Tatajuba can partition the homopolymer tracts (HTs) into those within or outside a coding region, and furthermore for those inside a coding region the change in tract length can gives us an idea about the effect on the protein (multiples of three will lead to a missing amino acid, while other multiples will likely disrupt the downstream coding region).

If you are interested in exploring the functional effect of mutations, there are a few tools available: bcftools consequence calling, Ensembl Variant Effect Predictor (VEP), and snpEff. They all rely on the VCF file for the samples, together with the GFF3 and FASTA files for the reference genome.

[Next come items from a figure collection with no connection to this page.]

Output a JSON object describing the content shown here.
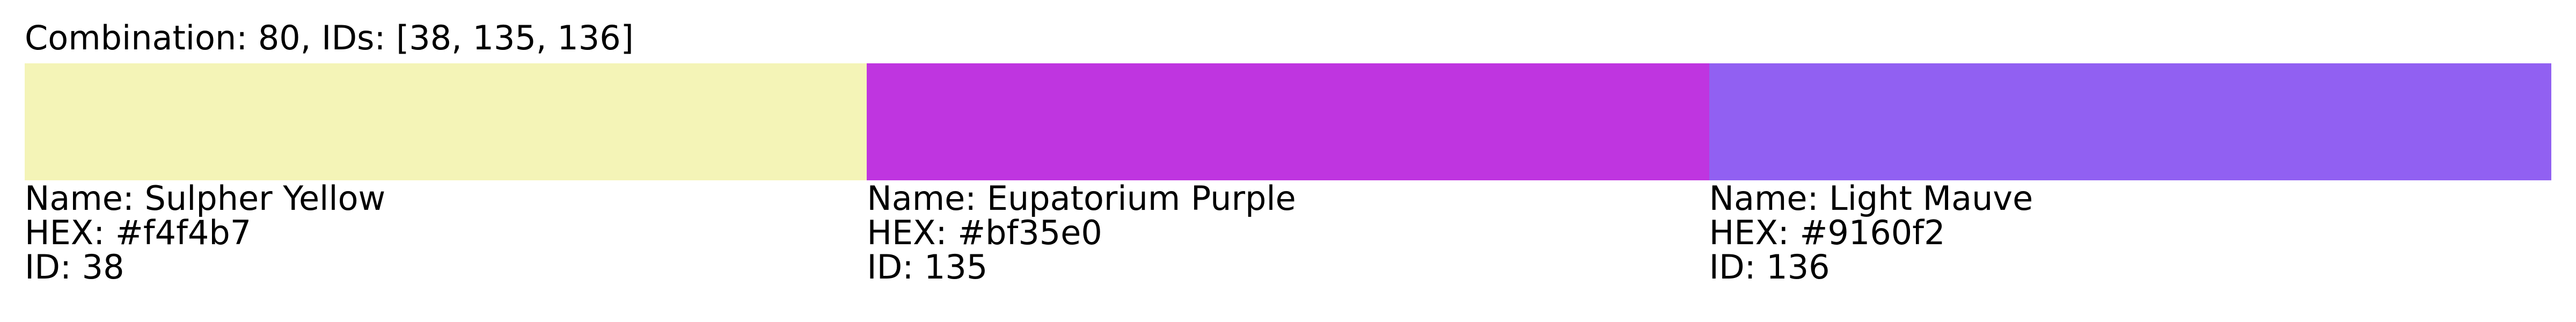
{
  "title": "Combination: 80, IDs: [38, 135, 136]",
  "colors": [
    {
      "name_text": "Name: Sulpher Yellow",
      "hex_text": "HEX: #f4f4b7",
      "id_text": "ID: 38",
      "hex": "#f4f4b7"
    },
    {
      "name_text": "Name: Eupatorium Purple",
      "hex_text": "HEX: #bf35e0",
      "id_text": "ID: 135",
      "hex": "#bf35e0"
    },
    {
      "name_text": "Name: Light Mauve",
      "hex_text": "HEX: #9160f2",
      "id_text": "ID: 136",
      "hex": "#9160f2"
    }
  ]
}
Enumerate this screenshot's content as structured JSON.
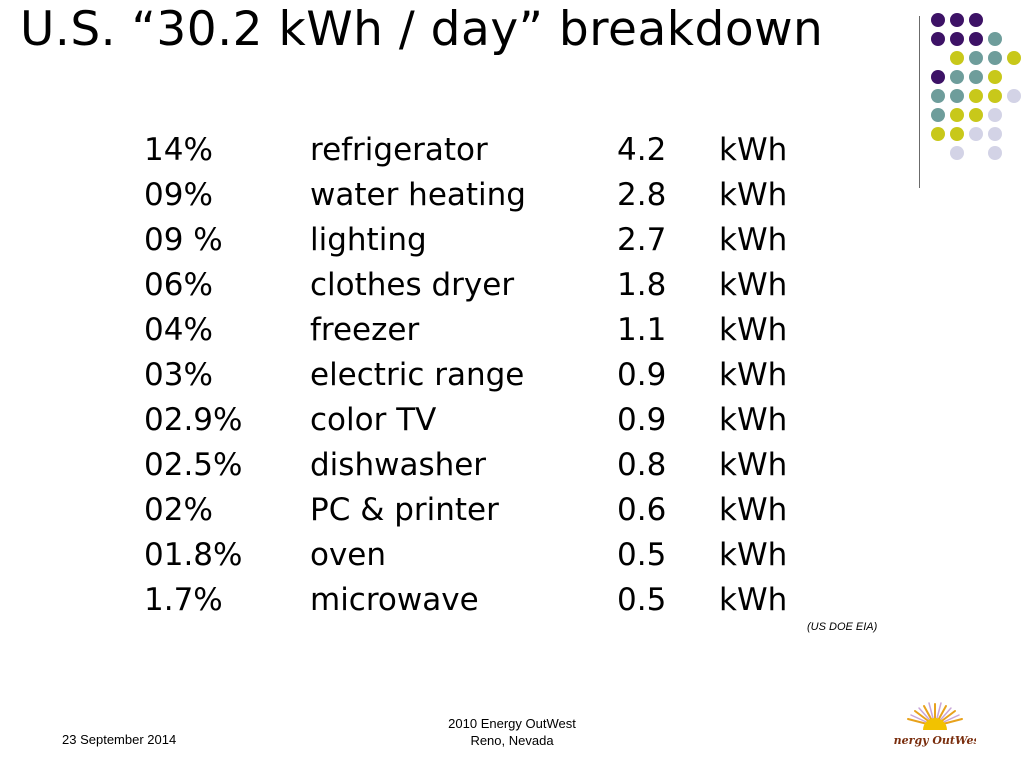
{
  "slide": {
    "title": "U.S. “30.2 kWh / day” breakdown"
  },
  "table": {
    "rows": [
      {
        "percent": "14%",
        "appliance": "refrigerator",
        "value": "4.2",
        "unit": "kWh"
      },
      {
        "percent": "09%",
        "appliance": "water heating",
        "value": "2.8",
        "unit": "kWh"
      },
      {
        "percent": "09 %",
        "appliance": "lighting",
        "value": "2.7",
        "unit": "kWh"
      },
      {
        "percent": "06%",
        "appliance": "clothes dryer",
        "value": "1.8",
        "unit": "kWh"
      },
      {
        "percent": "04%",
        "appliance": "freezer",
        "value": "1.1",
        "unit": "kWh"
      },
      {
        "percent": "03%",
        "appliance": "electric range",
        "value": "0.9",
        "unit": "kWh"
      },
      {
        "percent": "02.9%",
        "appliance": "color TV",
        "value": "0.9",
        "unit": "kWh"
      },
      {
        "percent": "02.5%",
        "appliance": "dishwasher",
        "value": "0.8",
        "unit": "kWh"
      },
      {
        "percent": "02%",
        "appliance": "PC & printer",
        "value": "0.6",
        "unit": "kWh"
      },
      {
        "percent": "01.8%",
        "appliance": "oven",
        "value": "0.5",
        "unit": "kWh"
      },
      {
        "percent": "1.7%",
        "appliance": "microwave",
        "value": "0.5",
        "unit": "kWh"
      }
    ]
  },
  "source_note": "(US DOE EIA)",
  "footer": {
    "date": "23 September 2014",
    "event_line1": "2010 Energy OutWest",
    "event_line2": "Reno, Nevada",
    "logo_text": "Energy OutWest"
  },
  "decoration": {
    "colors": {
      "purple": "#3d1266",
      "teal": "#6e9d9b",
      "yellow": "#c8c81a",
      "lavender": "#d3d3e6"
    },
    "dot_pattern": [
      [
        "purple",
        "purple",
        "purple",
        null
      ],
      [
        "purple",
        "purple",
        "purple",
        "teal"
      ],
      [
        null,
        "yellow",
        "teal",
        "teal",
        "yellow"
      ],
      [
        "purple",
        "teal",
        "teal",
        "yellow"
      ],
      [
        "teal",
        "teal",
        "yellow",
        "yellow",
        "lavender"
      ],
      [
        "teal",
        "yellow",
        "yellow",
        "lavender"
      ],
      [
        "yellow",
        "yellow",
        "lavender",
        "lavender"
      ],
      [
        null,
        "lavender",
        null,
        "lavender"
      ]
    ]
  }
}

With exception of bcftools csq, which supports only ENSEMBL GFF3 files, we recommend snpEff or VEP. For snpEff, see instructions on using your own GFF3 file from biostars and from its site, where you'll have to build a database (directory with reference files). You can download the configuration database we created for analysing the Campylobacter and Bordetella data sets, and use it as a starting point for your own analysis.

For VEP, instructions can be found at the ENSEMBL site — this software seems to work better with GFF3 provided through bp_genbank2gff3 (that is, converted from the full genbank file and removing the embedded FASTA entries at the end) than with GFF3 files downloaded directly from RefSeq...

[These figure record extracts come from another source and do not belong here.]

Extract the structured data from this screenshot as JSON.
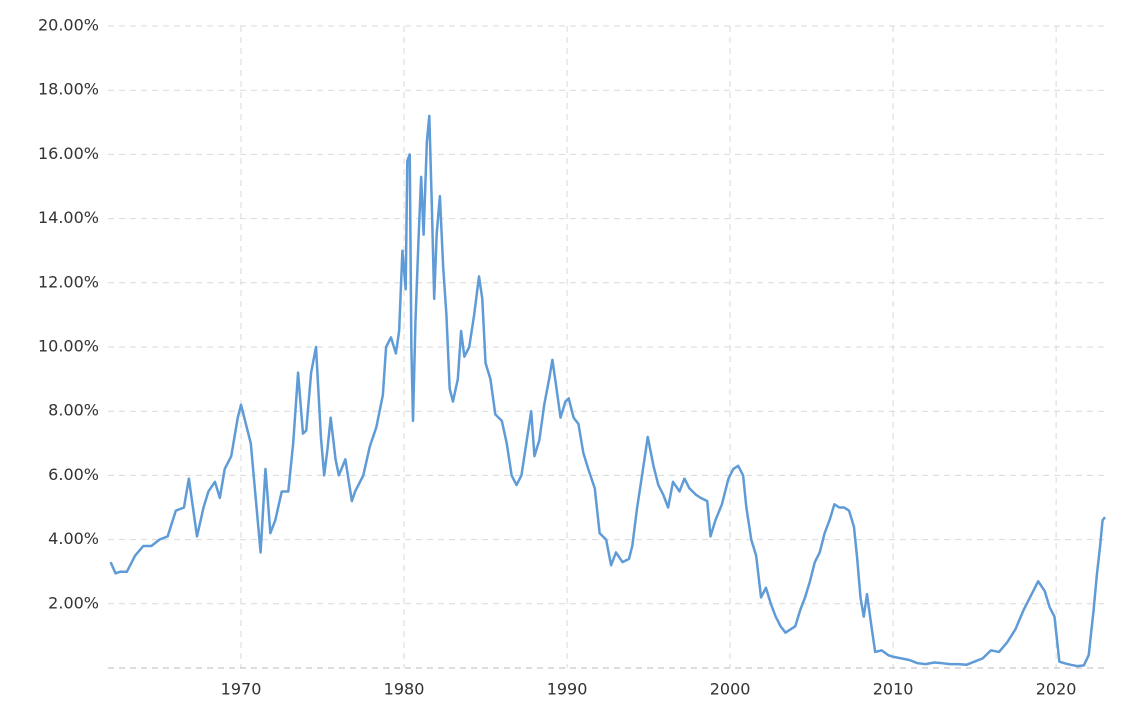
{
  "chart_data": {
    "type": "line",
    "color": "#5f9bd6",
    "grid": true,
    "xlim": [
      1961.84,
      2023.0
    ],
    "xticks": [
      1970,
      1980,
      1990,
      2000,
      2010,
      2020
    ],
    "ylim": [
      0,
      20
    ],
    "yticks": [
      {
        "value": 2,
        "label": "2.00%"
      },
      {
        "value": 4,
        "label": "4.00%"
      },
      {
        "value": 6,
        "label": "6.00%"
      },
      {
        "value": 8,
        "label": "8.00%"
      },
      {
        "value": 10,
        "label": "10.00%"
      },
      {
        "value": 12,
        "label": "12.00%"
      },
      {
        "value": 14,
        "label": "14.00%"
      },
      {
        "value": 16,
        "label": "16.00%"
      },
      {
        "value": 18,
        "label": "18.00%"
      },
      {
        "value": 20,
        "label": "20.00%"
      }
    ],
    "x": [
      1962.0,
      1962.3,
      1962.6,
      1963.0,
      1963.5,
      1964.0,
      1964.5,
      1965.0,
      1965.5,
      1966.0,
      1966.5,
      1966.8,
      1967.3,
      1967.7,
      1968.0,
      1968.4,
      1968.7,
      1969.0,
      1969.4,
      1969.8,
      1970.0,
      1970.3,
      1970.6,
      1970.9,
      1971.2,
      1971.5,
      1971.8,
      1972.1,
      1972.5,
      1972.9,
      1973.2,
      1973.5,
      1973.8,
      1974.0,
      1974.3,
      1974.6,
      1974.9,
      1975.1,
      1975.3,
      1975.5,
      1975.8,
      1976.0,
      1976.4,
      1976.8,
      1977.0,
      1977.5,
      1977.9,
      1978.3,
      1978.7,
      1978.9,
      1979.2,
      1979.5,
      1979.7,
      1979.9,
      1980.1,
      1980.2,
      1980.35,
      1980.45,
      1980.55,
      1980.7,
      1980.9,
      1981.05,
      1981.2,
      1981.4,
      1981.55,
      1981.7,
      1981.85,
      1982.0,
      1982.2,
      1982.4,
      1982.6,
      1982.8,
      1983.0,
      1983.3,
      1983.5,
      1983.7,
      1984.0,
      1984.3,
      1984.6,
      1984.8,
      1985.0,
      1985.3,
      1985.6,
      1986.0,
      1986.3,
      1986.6,
      1986.9,
      1987.2,
      1987.5,
      1987.8,
      1988.0,
      1988.3,
      1988.6,
      1988.9,
      1989.1,
      1989.3,
      1989.6,
      1989.9,
      1990.1,
      1990.4,
      1990.7,
      1991.0,
      1991.3,
      1991.7,
      1992.0,
      1992.4,
      1992.7,
      1993.0,
      1993.4,
      1993.8,
      1994.0,
      1994.3,
      1994.6,
      1994.95,
      1995.3,
      1995.6,
      1995.9,
      1996.2,
      1996.5,
      1996.9,
      1997.2,
      1997.5,
      1997.9,
      1998.2,
      1998.6,
      1998.8,
      1999.1,
      1999.5,
      1999.9,
      2000.2,
      2000.5,
      2000.8,
      2001.0,
      2001.3,
      2001.6,
      2001.9,
      2002.2,
      2002.5,
      2002.8,
      2003.1,
      2003.4,
      2003.7,
      2004.0,
      2004.3,
      2004.6,
      2004.9,
      2005.2,
      2005.5,
      2005.8,
      2006.1,
      2006.4,
      2006.7,
      2007.0,
      2007.3,
      2007.6,
      2007.8,
      2008.0,
      2008.2,
      2008.4,
      2008.7,
      2008.9,
      2009.3,
      2009.7,
      2010.0,
      2010.5,
      2011.0,
      2011.5,
      2012.0,
      2012.5,
      2013.0,
      2013.5,
      2014.0,
      2014.5,
      2015.0,
      2015.5,
      2016.0,
      2016.5,
      2017.0,
      2017.5,
      2018.0,
      2018.5,
      2018.9,
      2019.3,
      2019.6,
      2019.9,
      2020.2,
      2020.5,
      2020.9,
      2021.3,
      2021.7,
      2022.0,
      2022.3,
      2022.5,
      2022.7,
      2022.85,
      2023.0
    ],
    "values": [
      3.3,
      2.95,
      3.0,
      3.0,
      3.5,
      3.8,
      3.8,
      4.0,
      4.1,
      4.9,
      5.0,
      5.9,
      4.1,
      5.0,
      5.5,
      5.8,
      5.3,
      6.2,
      6.6,
      7.8,
      8.2,
      7.6,
      7.0,
      5.3,
      3.6,
      6.2,
      4.2,
      4.6,
      5.5,
      5.5,
      7.0,
      9.2,
      7.3,
      7.4,
      9.2,
      10.0,
      7.2,
      6.0,
      6.8,
      7.8,
      6.5,
      6.0,
      6.5,
      5.2,
      5.5,
      6.0,
      6.9,
      7.5,
      8.5,
      10.0,
      10.3,
      9.8,
      10.5,
      13.0,
      11.8,
      15.8,
      16.0,
      10.0,
      7.7,
      10.8,
      13.5,
      15.3,
      13.5,
      16.4,
      17.2,
      14.5,
      11.5,
      13.5,
      14.7,
      12.5,
      11.0,
      8.7,
      8.3,
      9.0,
      10.5,
      9.7,
      10.0,
      11.0,
      12.2,
      11.5,
      9.5,
      9.0,
      7.9,
      7.7,
      7.0,
      6.0,
      5.7,
      6.0,
      7.0,
      8.0,
      6.6,
      7.1,
      8.2,
      9.0,
      9.6,
      8.9,
      7.8,
      8.3,
      8.4,
      7.8,
      7.6,
      6.7,
      6.2,
      5.6,
      4.2,
      4.0,
      3.2,
      3.6,
      3.3,
      3.4,
      3.8,
      5.0,
      6.0,
      7.2,
      6.3,
      5.7,
      5.4,
      5.0,
      5.8,
      5.5,
      5.9,
      5.6,
      5.4,
      5.3,
      5.2,
      4.1,
      4.6,
      5.1,
      5.9,
      6.2,
      6.3,
      6.0,
      5.0,
      4.0,
      3.5,
      2.2,
      2.5,
      2.0,
      1.6,
      1.3,
      1.1,
      1.2,
      1.3,
      1.8,
      2.2,
      2.7,
      3.3,
      3.6,
      4.2,
      4.6,
      5.1,
      5.0,
      5.0,
      4.9,
      4.4,
      3.4,
      2.2,
      1.6,
      2.3,
      1.2,
      0.5,
      0.55,
      0.4,
      0.35,
      0.3,
      0.25,
      0.15,
      0.12,
      0.17,
      0.15,
      0.12,
      0.12,
      0.1,
      0.2,
      0.3,
      0.55,
      0.5,
      0.8,
      1.2,
      1.8,
      2.3,
      2.7,
      2.4,
      1.9,
      1.6,
      0.2,
      0.15,
      0.1,
      0.06,
      0.08,
      0.4,
      1.8,
      2.9,
      3.8,
      4.6,
      4.7
    ]
  }
}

The VCF files can be generated from the BAM/SAM files, i.e. using reference-based assembly programs like minimap2 or bwa. I particularly like snippy, which generates not only the BAM alignment and its corresponding snps.filt.vcf files, as it annotates the predicted effects with snpEff into the snps.vcf files. Although the directories from the individual samples have relevant information, please keep in mind that the "core SNPs" and further analyses from snippy-multi by design will exclude most information from the HTs (which are indels).

Tatajuba outputs a BED file with the genomic regions of interest (i.e. HTs variable across samples). Tatajuba cannot be used as a variant caller or aligner since (1) it does not use the full information available on the fastq files, focusing only on HTs and neglecting many SNPs; (2) it processes and splits the reads before mapping to the reference genome — in particular one read segment can belong to several HTs (as part of their flanking region, for instance), and one HT can contain variable segments (flanking regions and HT length).

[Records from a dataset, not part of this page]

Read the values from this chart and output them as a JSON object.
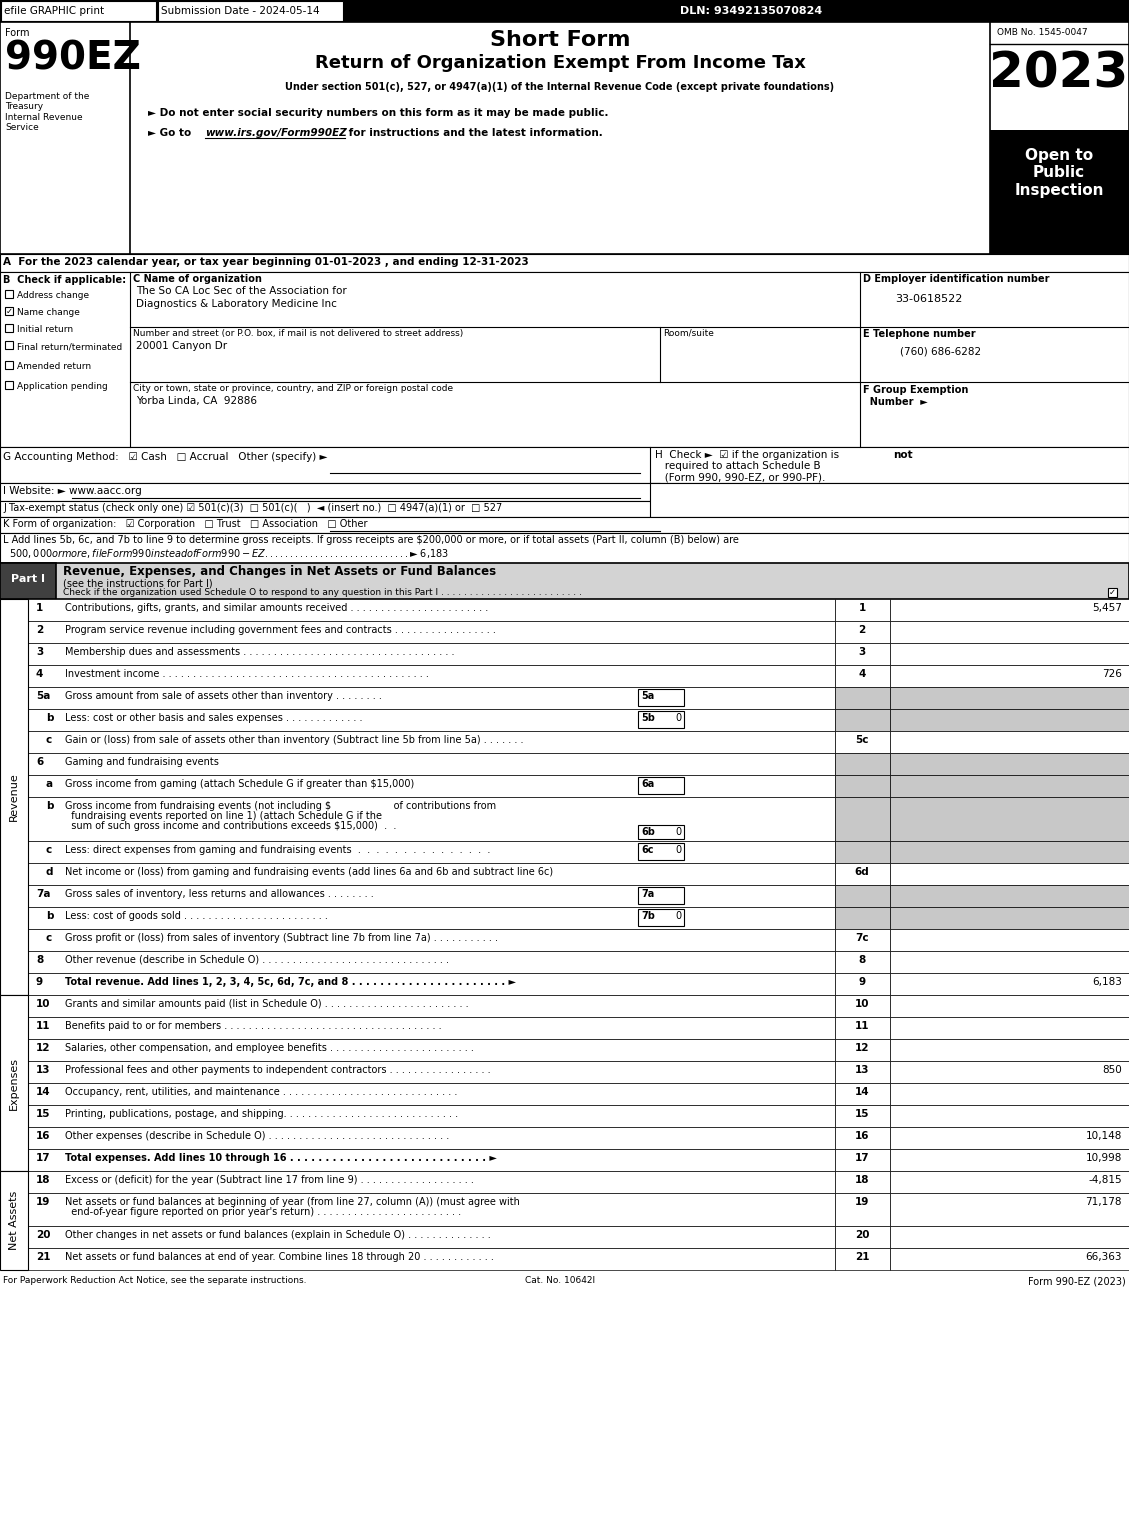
{
  "page_bg": "#ffffff",
  "header_bar_bg": "#000000",
  "header_bar_items": [
    "efile GRAPHIC print",
    "Submission Date - 2024-05-14",
    "DLN: 93492135070824"
  ],
  "form_number": "990EZ",
  "short_form_title": "Short Form",
  "main_title": "Return of Organization Exempt From Income Tax",
  "subtitle": "Under section 501(c), 527, or 4947(a)(1) of the Internal Revenue Code (except private foundations)",
  "bullet1": "► Do not enter social security numbers on this form as it may be made public.",
  "bullet2_prefix": "► Go to ",
  "bullet2_url": "www.irs.gov/Form990EZ",
  "bullet2_suffix": " for instructions and the latest information.",
  "year": "2023",
  "omb": "OMB No. 1545-0047",
  "open_to": "Open to\nPublic\nInspection",
  "dept_text": "Department of the\nTreasury\nInternal Revenue\nService",
  "form_label": "Form",
  "section_a": "A  For the 2023 calendar year, or tax year beginning 01-01-2023 , and ending 12-31-2023",
  "section_b_label": "B  Check if applicable:",
  "checkboxes_b": [
    {
      "label": "Address change",
      "checked": false
    },
    {
      "label": "Name change",
      "checked": true
    },
    {
      "label": "Initial return",
      "checked": false
    },
    {
      "label": "Final return/terminated",
      "checked": false
    },
    {
      "label": "Amended return",
      "checked": false
    },
    {
      "label": "Application pending",
      "checked": false
    }
  ],
  "org_name_line1": "The So CA Loc Sec of the Association for",
  "org_name_line2": "Diagnostics & Laboratory Medicine Inc",
  "address_value": "20001 Canyon Dr",
  "city_value": "Yorba Linda, CA  92886",
  "ein": "33-0618522",
  "phone": "(760) 686-6282",
  "footer_left": "For Paperwork Reduction Act Notice, see the separate instructions.",
  "footer_cat": "Cat. No. 10642I",
  "footer_right": "Form 990-EZ (2023)",
  "expense_lines": [
    {
      "num": "10",
      "text": "Grants and similar amounts paid (list in Schedule O) . . . . . . . . . . . . . . . . . . . . . . . .",
      "value": "",
      "bold": false
    },
    {
      "num": "11",
      "text": "Benefits paid to or for members . . . . . . . . . . . . . . . . . . . . . . . . . . . . . . . . . . . .",
      "value": "",
      "bold": false
    },
    {
      "num": "12",
      "text": "Salaries, other compensation, and employee benefits . . . . . . . . . . . . . . . . . . . . . . . .",
      "value": "",
      "bold": false
    },
    {
      "num": "13",
      "text": "Professional fees and other payments to independent contractors . . . . . . . . . . . . . . . . .",
      "value": "850",
      "bold": false
    },
    {
      "num": "14",
      "text": "Occupancy, rent, utilities, and maintenance . . . . . . . . . . . . . . . . . . . . . . . . . . . . .",
      "value": "",
      "bold": false
    },
    {
      "num": "15",
      "text": "Printing, publications, postage, and shipping. . . . . . . . . . . . . . . . . . . . . . . . . . . . .",
      "value": "",
      "bold": false
    },
    {
      "num": "16",
      "text": "Other expenses (describe in Schedule O) . . . . . . . . . . . . . . . . . . . . . . . . . . . . . .",
      "value": "10,148",
      "bold": false
    },
    {
      "num": "17",
      "text": "Total expenses. Add lines 10 through 16 . . . . . . . . . . . . . . . . . . . . . . . . . . . . ►",
      "value": "10,998",
      "bold": true
    }
  ]
}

Having said that, tatajuba does offer the possiblity of generating a minimalist VCF files for each sample, based on the HT results. It does not contain all variants, as explained above, and it does not use a pileup strategy (it uses the HT to "anchor" the sample to the reference), but it can be used to extract the variant effect around the HT regions (with the tools described above). The VCF files in tatajuba are still experimental, but we have been successful in using it as input to snpEff.

In any case, incorporating tatajuba in your pipeline will help pinpointing variable HTs across samples, excluding potentially artefactual ones. It also estimates how many of those are in coding and non-coding regions, from which their length differences w.r.t to the reference genome can be used as a proxy to estimate their translational effects.